World Peace Through Marriage and Family
By Rev. David Kasbow
When we think of peace-making, we usually think of diplomats and politicians holding delicate negotiations or UN peacekeepers working in troubled areas. We usually do not think of family. However, when we look at history, during many eras and on all continents, we see that it was not uncommon for marriages between rulers of countries to be the glue that brought nations together and peaceful.
During the 77 years of Rev. Dr. Sun Myung Moon’s work on earth, he was extremely dedicated to creating peace, and the role of marriage and family in peacemaking was one of his key strategies. Rev Moon hoped for all people to come to accept one another as members of “One Family under God.” He taught that good, stable families give rise to good societies, which in turn contribute to world peace. He encouraged matches that were intercultural, interracial, and inter-religious. His motto was “Forgive, Love, and Unite.”
I was fortunate enough to take part in this peace work almost 30 years ago, when first members of our church, here in America and around the world, were mostly young and single. During the early days of our movement, Rev. Moon brought young people from around the world to work in America. As we worked side-by-side, we mixed with Japanese, German, African, and South American members. Crossing over cultural and language barriers was our daily diet, so to speak. This was sometimes difficult but very exciting. Eventually, this daily experience became the foundation for a unique peace initiative.
Rev. Moon is famous for his group marriage ceremonies, which sadly, have sometimes been greatly misunderstood. I took part in the group marriage at Madison Square Garden in New York City in July 1982. In preparation for this marriage, Rev. Moon told us that our mission to bring peace would include many approaches, including conferences, service projects, foreign missions, even marriage. He explained that to restore past and current conflicts, he would like to match us to spouses from families of former or current enemy countries or different cultures. He explained that this would make an offering to God to heal past wounds and would help bring the cultures together. Since we had been working and traveling together, we were ready for this dramatic step.

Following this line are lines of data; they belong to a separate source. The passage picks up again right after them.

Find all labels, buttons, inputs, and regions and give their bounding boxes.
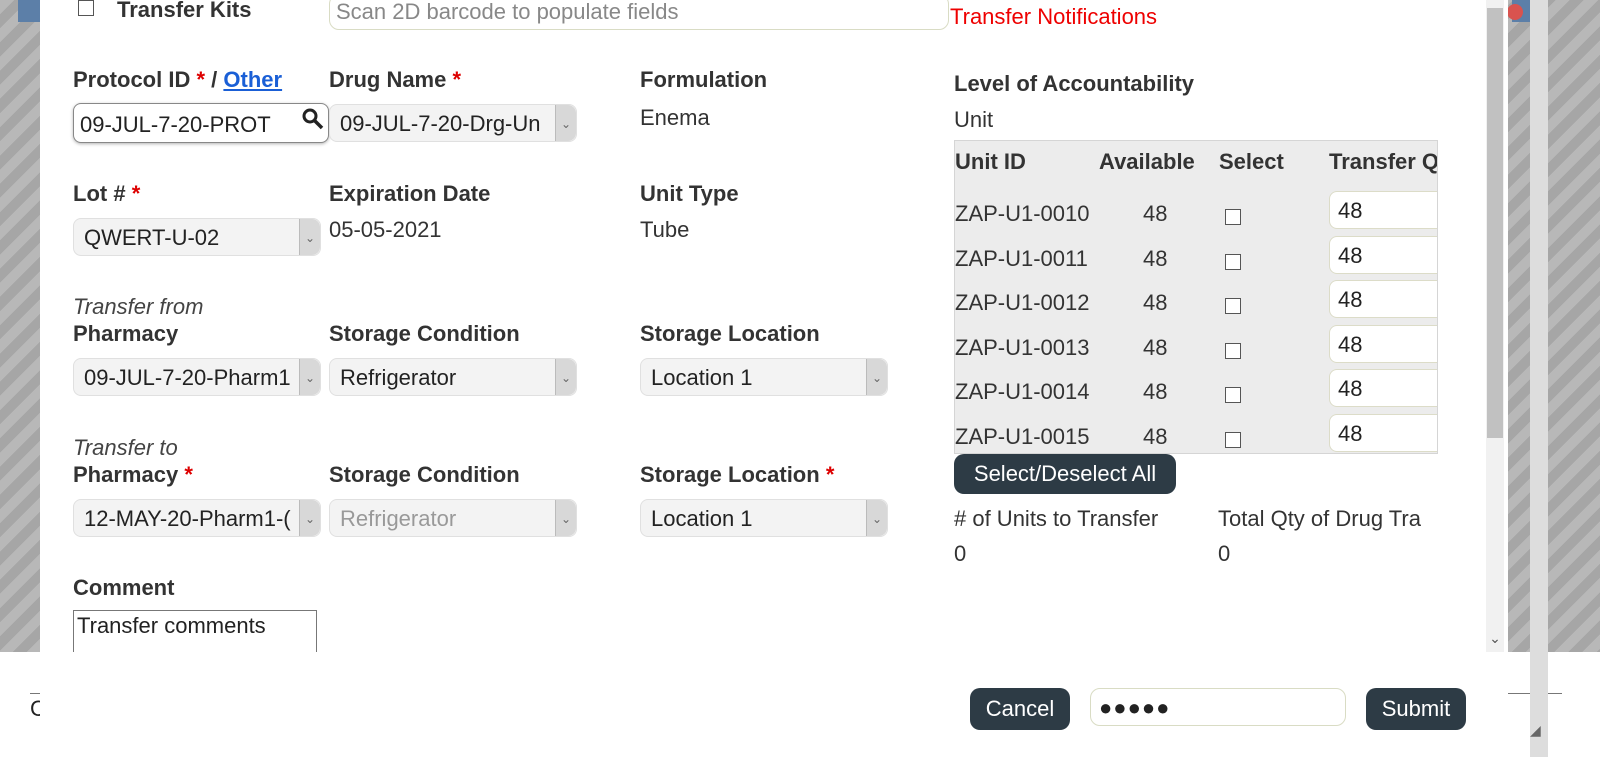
select-deselect-all-button[interactable]: Select/Deselect All (954, 454, 1176, 494)
chevron-down-icon: ⌄ (555, 359, 576, 395)
comment-textarea[interactable]: Transfer comments (73, 610, 317, 652)
transfer-dialog: Transfer Kits Scan 2D barcode to populat… (40, 0, 1548, 757)
to-pharmacy-label: Pharmacy * (73, 462, 193, 487)
chevron-down-icon: ⌄ (866, 359, 887, 395)
transfer-to-heading: Transfer to (73, 435, 178, 460)
chevron-down-icon: ⌄ (299, 500, 320, 536)
dialog-scrollbar[interactable] (1530, 0, 1548, 757)
to-storage-condition-label: Storage Condition (329, 462, 520, 487)
chevron-down-icon: ⌄ (299, 359, 320, 395)
available-cell: 48 (1143, 246, 1168, 271)
table-row: ZAP-U1-0013 48 48 (955, 325, 1437, 369)
row-select-checkbox[interactable] (1225, 298, 1241, 314)
accountability-label: Level of Accountability (954, 71, 1195, 96)
chevron-down-icon[interactable]: ⌄ (1486, 630, 1504, 650)
drug-name-label: Drug Name * (329, 67, 462, 92)
protocol-id-input[interactable]: 09-JUL-7-20-PROT (73, 103, 329, 143)
unit-type-value: Tube (640, 217, 690, 242)
transfer-notifications-link[interactable]: Transfer Notifications (950, 4, 1157, 30)
lot-select[interactable]: QWERT-U-02 ⌄ (73, 218, 321, 256)
from-pharmacy-label: Pharmacy (73, 321, 179, 346)
transfer-qty-input[interactable]: 48 (1329, 236, 1437, 274)
resize-handle-icon[interactable]: ◢ (1530, 722, 1548, 740)
unit-id-cell: ZAP-U1-0014 (955, 379, 1090, 404)
remove-icon (1507, 4, 1523, 20)
available-cell: 48 (1143, 424, 1168, 449)
unit-table: Unit ID Available Select Transfer Q ZAP-… (954, 140, 1438, 454)
available-cell: 48 (1143, 290, 1168, 315)
formulation-value: Enema (640, 105, 710, 130)
search-icon[interactable] (302, 108, 324, 136)
unit-type-label: Unit Type (640, 181, 739, 206)
table-row: ZAP-U1-0012 48 48 (955, 280, 1437, 324)
transfer-kits-checkbox[interactable] (78, 0, 94, 16)
row-select-checkbox[interactable] (1225, 343, 1241, 359)
column-header-available: Available (1099, 149, 1195, 174)
protocol-id-label: Protocol ID * / Other (73, 67, 283, 92)
transfer-qty-input[interactable]: 48 (1329, 414, 1437, 452)
available-cell: 48 (1143, 201, 1168, 226)
cancel-button[interactable]: Cancel (970, 688, 1070, 730)
unit-id-cell: ZAP-U1-0015 (955, 424, 1090, 449)
chevron-down-icon: ⌄ (866, 500, 887, 536)
unit-id-cell: ZAP-U1-0011 (955, 246, 1088, 271)
row-select-checkbox[interactable] (1225, 432, 1241, 448)
transfer-qty-input[interactable]: 48 (1329, 369, 1437, 407)
content-scrollbar-thumb[interactable] (1487, 8, 1503, 438)
column-header-unit-id: Unit ID (955, 149, 1026, 174)
submit-button[interactable]: Submit (1366, 688, 1466, 730)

The first group Rev. Moon asked for was those who would be interested in marrying across racial lines. He said these marriages would be some of the most difficult, but that they would reap many blessings. Children who have both a Black and a White parent can navigate both worlds. In 1975, Rev. Moon said that before long, an American president would come from an interracial marriage. Thirty-three years later, this came to pass when President Obama was elected.
My marriage is with a young lady from Japan, a former enemy of America. The first thing my wife and I did was go to meet my parents and then hers. My parents considered me to be very lucky. Fortunately her parents were open to her marrying an American. For other couples, it took more time to win their parents’ hearts. Often what finally broke through the barriers was the arrival of grandchildren.
Rev. Moon was exceptionally adept at matching couples. Now more than 30 years later, most of the couples he matched in 1982 are still together and have stable families. Based on Rev. Moon’s example, we encourage our children to choose international mates as well.
This plan for marriage as a foundation for world peace may sound idealistic and impractical. However, America was designed by God as a place for peoples of the world to come to mix together. We are indeed “a melting pot,” and intercultural, interracial, and inter-religious marriages are already occurring all over the country.
These families contribute to a better understanding and a world of peace.
Rev. David Kasbow pastor of Metro Detroit Family Church in Warren, Michigan, is a clinical psychologist specializing in psychological testing and individual and marriage counseling and has been married for 26 years.